We live in this new world where most people are oblivious, self-involved and pre-occupied. And I live in a city where trying to handle your life among the seething masses tends to make folks distance themselves out of sheer self-preservation, but I was born and raised in small-town Northern Maine. I knew all my neighbors. We said hello to each other when we met face to face. For good or bad, everyone knew everyone else's business and we all looked out for each other. I've been here for 26 years now and I refuse to have those little sparks of civility, humanity and common courtesy stomped out of me by the same people who pride themselves on their 'Midwest friendliness', so I carry on while I'm out and about, interacting (gasp) with my fellow humans.
Most times it works out great. People aren't used to hearing that their sweater is pretty from a complete stranger. They are amazed that someone they don't know wants to ask about their dog, or their motorcycle or whatever else catches my eye to talk to them about in passing. Most are taken aback, but very friendly. Sometimes they look at me like I'm crazy and scuttle off, but those folks are few and far between and it doesn't bother me when they do. The brook doesn't sing it's song without the stones.
But sometimes, it bites me in the butt. Like this morning. I was joking around with my favorite check out gal about the fact that she doesn't drink caffeine.
I said, "I totally can't relate to you right now!"
She said something about being the black sheep in her family because she didn't eat beef or cheese either. I said,'Well you're no fun at all!!!'
There was a cackle from the gentleman behind me who was, conservatively estimated, 8,000 years old and wheeling an oxygen tank. The cashier said," It's OK, I drink whiskey like a fiend!".

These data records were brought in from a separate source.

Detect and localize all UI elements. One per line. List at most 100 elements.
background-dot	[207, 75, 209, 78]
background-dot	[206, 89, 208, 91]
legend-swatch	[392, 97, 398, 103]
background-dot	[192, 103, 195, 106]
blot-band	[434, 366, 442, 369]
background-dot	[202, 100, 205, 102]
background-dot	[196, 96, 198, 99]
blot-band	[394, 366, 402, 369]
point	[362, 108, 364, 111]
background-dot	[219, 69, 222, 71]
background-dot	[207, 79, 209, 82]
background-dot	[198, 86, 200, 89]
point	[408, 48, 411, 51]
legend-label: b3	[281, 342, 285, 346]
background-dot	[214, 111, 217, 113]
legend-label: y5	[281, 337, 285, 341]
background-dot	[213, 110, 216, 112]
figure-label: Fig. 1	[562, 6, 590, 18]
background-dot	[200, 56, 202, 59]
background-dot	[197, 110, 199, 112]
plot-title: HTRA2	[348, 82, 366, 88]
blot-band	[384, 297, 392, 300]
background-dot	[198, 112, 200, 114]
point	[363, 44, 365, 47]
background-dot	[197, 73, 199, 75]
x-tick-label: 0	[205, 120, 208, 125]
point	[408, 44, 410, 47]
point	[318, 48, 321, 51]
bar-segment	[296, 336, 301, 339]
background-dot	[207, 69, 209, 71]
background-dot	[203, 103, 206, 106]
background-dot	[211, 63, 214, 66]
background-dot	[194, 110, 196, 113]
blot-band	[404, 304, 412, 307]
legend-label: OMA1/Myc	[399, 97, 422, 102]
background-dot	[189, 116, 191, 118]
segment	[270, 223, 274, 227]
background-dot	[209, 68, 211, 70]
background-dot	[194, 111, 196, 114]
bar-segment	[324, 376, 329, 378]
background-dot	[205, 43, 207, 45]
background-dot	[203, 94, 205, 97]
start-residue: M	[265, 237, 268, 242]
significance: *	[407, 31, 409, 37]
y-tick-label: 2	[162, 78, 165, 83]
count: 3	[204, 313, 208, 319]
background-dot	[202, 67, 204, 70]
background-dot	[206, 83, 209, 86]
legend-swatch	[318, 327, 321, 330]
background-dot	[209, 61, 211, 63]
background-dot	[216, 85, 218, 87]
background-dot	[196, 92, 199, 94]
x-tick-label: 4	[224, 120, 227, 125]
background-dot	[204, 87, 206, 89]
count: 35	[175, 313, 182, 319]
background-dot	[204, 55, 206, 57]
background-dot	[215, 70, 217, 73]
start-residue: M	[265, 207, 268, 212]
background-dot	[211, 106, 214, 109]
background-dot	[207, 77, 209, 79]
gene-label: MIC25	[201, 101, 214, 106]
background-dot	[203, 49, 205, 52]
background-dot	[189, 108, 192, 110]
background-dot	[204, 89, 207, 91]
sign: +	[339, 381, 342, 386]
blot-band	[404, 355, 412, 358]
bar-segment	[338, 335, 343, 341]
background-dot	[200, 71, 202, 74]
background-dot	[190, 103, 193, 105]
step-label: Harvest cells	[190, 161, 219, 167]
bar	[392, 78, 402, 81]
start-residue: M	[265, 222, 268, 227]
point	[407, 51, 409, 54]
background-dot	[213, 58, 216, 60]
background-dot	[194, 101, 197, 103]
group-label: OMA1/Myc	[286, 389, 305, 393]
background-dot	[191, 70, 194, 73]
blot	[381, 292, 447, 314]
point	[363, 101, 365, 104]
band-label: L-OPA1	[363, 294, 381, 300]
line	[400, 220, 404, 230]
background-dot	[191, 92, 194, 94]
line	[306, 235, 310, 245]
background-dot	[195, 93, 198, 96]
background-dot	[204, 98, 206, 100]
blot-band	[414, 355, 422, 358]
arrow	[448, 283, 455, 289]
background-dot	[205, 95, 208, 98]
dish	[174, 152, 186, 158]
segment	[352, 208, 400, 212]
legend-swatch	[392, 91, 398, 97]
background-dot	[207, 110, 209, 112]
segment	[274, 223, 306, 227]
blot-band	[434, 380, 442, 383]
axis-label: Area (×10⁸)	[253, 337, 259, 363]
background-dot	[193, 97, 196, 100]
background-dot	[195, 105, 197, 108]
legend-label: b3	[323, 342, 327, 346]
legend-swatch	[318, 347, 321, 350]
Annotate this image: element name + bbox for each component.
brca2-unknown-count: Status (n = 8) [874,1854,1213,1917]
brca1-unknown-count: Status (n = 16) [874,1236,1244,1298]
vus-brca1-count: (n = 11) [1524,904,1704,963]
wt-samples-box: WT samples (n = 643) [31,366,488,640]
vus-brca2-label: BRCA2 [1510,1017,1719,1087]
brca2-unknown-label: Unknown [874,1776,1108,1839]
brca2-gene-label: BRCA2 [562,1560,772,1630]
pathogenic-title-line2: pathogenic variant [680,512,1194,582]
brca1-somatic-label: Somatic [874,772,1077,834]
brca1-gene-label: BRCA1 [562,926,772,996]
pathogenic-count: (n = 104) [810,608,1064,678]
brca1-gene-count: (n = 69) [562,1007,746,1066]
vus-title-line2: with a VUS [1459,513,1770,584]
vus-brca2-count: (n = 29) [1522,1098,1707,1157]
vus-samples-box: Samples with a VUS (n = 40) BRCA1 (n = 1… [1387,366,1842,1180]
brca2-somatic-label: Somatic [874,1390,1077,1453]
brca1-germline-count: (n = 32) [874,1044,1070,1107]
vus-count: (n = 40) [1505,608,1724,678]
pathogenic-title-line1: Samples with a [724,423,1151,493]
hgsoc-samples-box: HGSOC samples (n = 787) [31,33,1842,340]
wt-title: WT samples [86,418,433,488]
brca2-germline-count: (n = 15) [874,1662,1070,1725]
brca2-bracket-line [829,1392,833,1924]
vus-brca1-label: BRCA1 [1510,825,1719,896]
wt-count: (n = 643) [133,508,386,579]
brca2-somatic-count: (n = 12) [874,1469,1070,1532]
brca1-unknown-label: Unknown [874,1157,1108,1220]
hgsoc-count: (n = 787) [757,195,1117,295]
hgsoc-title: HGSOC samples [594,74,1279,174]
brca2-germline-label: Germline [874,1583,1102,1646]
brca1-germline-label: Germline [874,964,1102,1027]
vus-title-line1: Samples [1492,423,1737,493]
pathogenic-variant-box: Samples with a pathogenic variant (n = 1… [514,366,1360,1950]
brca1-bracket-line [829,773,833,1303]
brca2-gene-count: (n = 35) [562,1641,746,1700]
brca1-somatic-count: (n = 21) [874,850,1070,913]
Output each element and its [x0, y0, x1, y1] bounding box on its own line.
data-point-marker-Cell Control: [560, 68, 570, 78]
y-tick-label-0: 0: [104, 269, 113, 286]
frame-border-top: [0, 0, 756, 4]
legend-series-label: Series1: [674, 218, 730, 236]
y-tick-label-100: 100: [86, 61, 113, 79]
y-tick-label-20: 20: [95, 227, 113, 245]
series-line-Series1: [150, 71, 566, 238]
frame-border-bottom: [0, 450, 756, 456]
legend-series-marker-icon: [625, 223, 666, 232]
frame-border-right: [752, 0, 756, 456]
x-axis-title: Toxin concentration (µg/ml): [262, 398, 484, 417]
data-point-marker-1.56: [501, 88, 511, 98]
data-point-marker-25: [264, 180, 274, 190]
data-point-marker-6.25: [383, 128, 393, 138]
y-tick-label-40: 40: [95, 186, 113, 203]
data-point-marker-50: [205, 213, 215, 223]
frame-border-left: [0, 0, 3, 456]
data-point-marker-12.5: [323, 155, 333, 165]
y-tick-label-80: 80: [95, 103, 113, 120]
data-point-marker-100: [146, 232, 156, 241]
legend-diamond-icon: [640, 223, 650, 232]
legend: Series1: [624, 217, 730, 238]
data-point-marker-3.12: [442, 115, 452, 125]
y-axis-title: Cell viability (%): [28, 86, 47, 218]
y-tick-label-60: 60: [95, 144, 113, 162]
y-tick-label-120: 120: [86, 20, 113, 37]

"Atta Girl!" crowed the old guy. "You've got to do SOME fun stuff!" he said as he put his items on the belt . I swear to DOG! As DOG is my witness, the only items he had were a bottle of vodka that he could barely lift and several Red Bulls.
We all laughed and I headed out of the store. When I got into the vestibule I had to take a minute and untangle the bags from around the cart seat where they had gotten hung up. I felt a tap on my shoulder and turned around. It was the guy that graduated in the same class as Moses, toting his booze, Red Bull and oxygen tank. "Wanna go find one of those fun drinks?" he growled.
"Uh, no, but thank you." (It was, after all only 7:45 in the morning and that wasn't even CLOSE to the biggest issue with the current situation!)
"Aw come on!" he insisted.
Then, on the spur of the moment I had a flash of inspiration and let him down the most dignified way I could think of. "I like girls." I said.
"Huh." he said, looking bewildered. "Well, have a nice day." And with that he shuffled off.
That's right. I 'came out' and I've never even been or needed to be in! I apologize to all of my gay friends. I can't imagine how painful it is to go through the 'coming out' process with friends and family and I don't make light of those experiences at all, but at least, by using this ploy, his feelings weren't hurt and he'll have a story to tell the folks back at the home!
At any rate, even though I garnered a 'Klingon' in this instance, it was still amusing and no one got hurt. I encourage all of you to interact with folks you run into when you are making your way through the day. Take a chance! You never know what will happen!